AdamJT13;1558126 said:
But you're talking about only 39 carries
Spread out over five games. It means 39 different chances, against a variety of defenses, good and bad, to take it to the house, or at least bust a 25-yarder, something to boost the ypc. If he'd done it just once, I wouldn't have a leg to stand on.
AdamJT13;1558126 said:
-- a disproportionate number of which were either red zone carries, short-yardage carries (including his only two third-and-1 carries all season, both of which he converted despite averaging "only" 2.5 YPC on them) or meaningless fourth-quarter carries when we were running out the clock. All of those situations tend to produce lower YPCs. Oh, and we won four out of those five games and lost the other only on a fluke.
Now we get into things I wasn't even talking about when I said his ypc would have gone down with more carries.
First, I'm not even sure that his percentage of these "low-YPC producing carries" was significantly greater in the second half of the season than it was in the first half. You didn't say that it was, and as theo pointed out, you certainly didn't provide any numbers to show that it was.
Second, even if it was significantly greater, it's mostly self-generating anyway. Low yardage red zone plays necesitate more red zone plays. If JJ was scoring from 15-20 yards out in the first half of the season, that would cut down considerably his number of those "bad" red zone carries. If he's gaining 2 yards on the same kind of play late in the season, well...the percentage of "bad" carries goes up.
But anyway, I didn't object to your including his "meaningless 4th qtr carries when we were running out the clock" in
your "carries 11-20 4.60" number that you insisted was evidence that his ypc would likely go up.
AdamJT13;1558126 said:
Because throughout his career, he is effective on carries 11-20. A small sample of games isn't enough to disprove that fact.
You know yourself that it isn't only the size of the sample that matters, but also the precision with which it's taken. It's his durability that's in question, so it makes more sense to look at his numbers from the 2nd half of the season. If he had played a career of 8-game seasons, that 11-20 stat would be very impressive.

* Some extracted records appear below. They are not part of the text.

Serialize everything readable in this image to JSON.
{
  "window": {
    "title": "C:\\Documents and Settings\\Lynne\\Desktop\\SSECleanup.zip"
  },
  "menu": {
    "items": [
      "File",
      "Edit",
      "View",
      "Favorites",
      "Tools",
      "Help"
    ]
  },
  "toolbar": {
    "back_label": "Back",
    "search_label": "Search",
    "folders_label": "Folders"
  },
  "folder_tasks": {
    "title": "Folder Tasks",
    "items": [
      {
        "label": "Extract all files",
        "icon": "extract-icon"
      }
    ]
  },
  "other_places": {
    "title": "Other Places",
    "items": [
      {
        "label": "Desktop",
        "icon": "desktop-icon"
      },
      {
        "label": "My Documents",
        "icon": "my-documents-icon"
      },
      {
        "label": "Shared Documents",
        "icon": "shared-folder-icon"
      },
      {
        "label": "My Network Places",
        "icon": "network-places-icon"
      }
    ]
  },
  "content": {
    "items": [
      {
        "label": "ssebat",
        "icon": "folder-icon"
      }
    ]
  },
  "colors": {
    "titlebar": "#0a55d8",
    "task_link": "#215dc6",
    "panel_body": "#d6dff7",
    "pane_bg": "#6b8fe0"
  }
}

Also, you can't on the one hand claim that he had a disproportionately low number of carries for me to use as a sample, then on the other hand point to his perfomance in a playoff game as if he had never rested.
AFTER HIS 8TH GAME OF THE SEASON
Regular season or post-season, in his career, Julius has never had so much as an 80-yard game. UNLESS he had at least two consecutive games of 12 carries or less prior.
New Orleans and at Seattle last year, at Carolina the year before, he had 12 carries or less in the two games leading up to each one of those games.
2004
only played in 8 games
2005
12/11 KC
12 for 41
12/18 @WAS
12 for 79
12/24 @CAR 34 for 194
2006
11/23 TB
11 for 40
12/03 @NYG
11 for 24
12/10 NO 10 for 116
12/25 PHI
10 for 38
12/31 DET
10 for 37
01/06 @SEA 22 for 112
The most he's ever rushed for after game 8
without two straight weeks of 12 carries or less is 79 yards. That speaks to his durability.
AdamJT13;1558126 said:
It could be argued that any decrease in effectiveness late last season might have been from not getting enough carries in those games.
Problem is, with all that you've said about carries that artificially lower his ypc, his crucial 3rd-down conversions, his meaningless 4th qtr runs when we were winning, his performance in Seattle (after a month of limited action), you haven't said anything that indicates he would have been equally effective with more carries.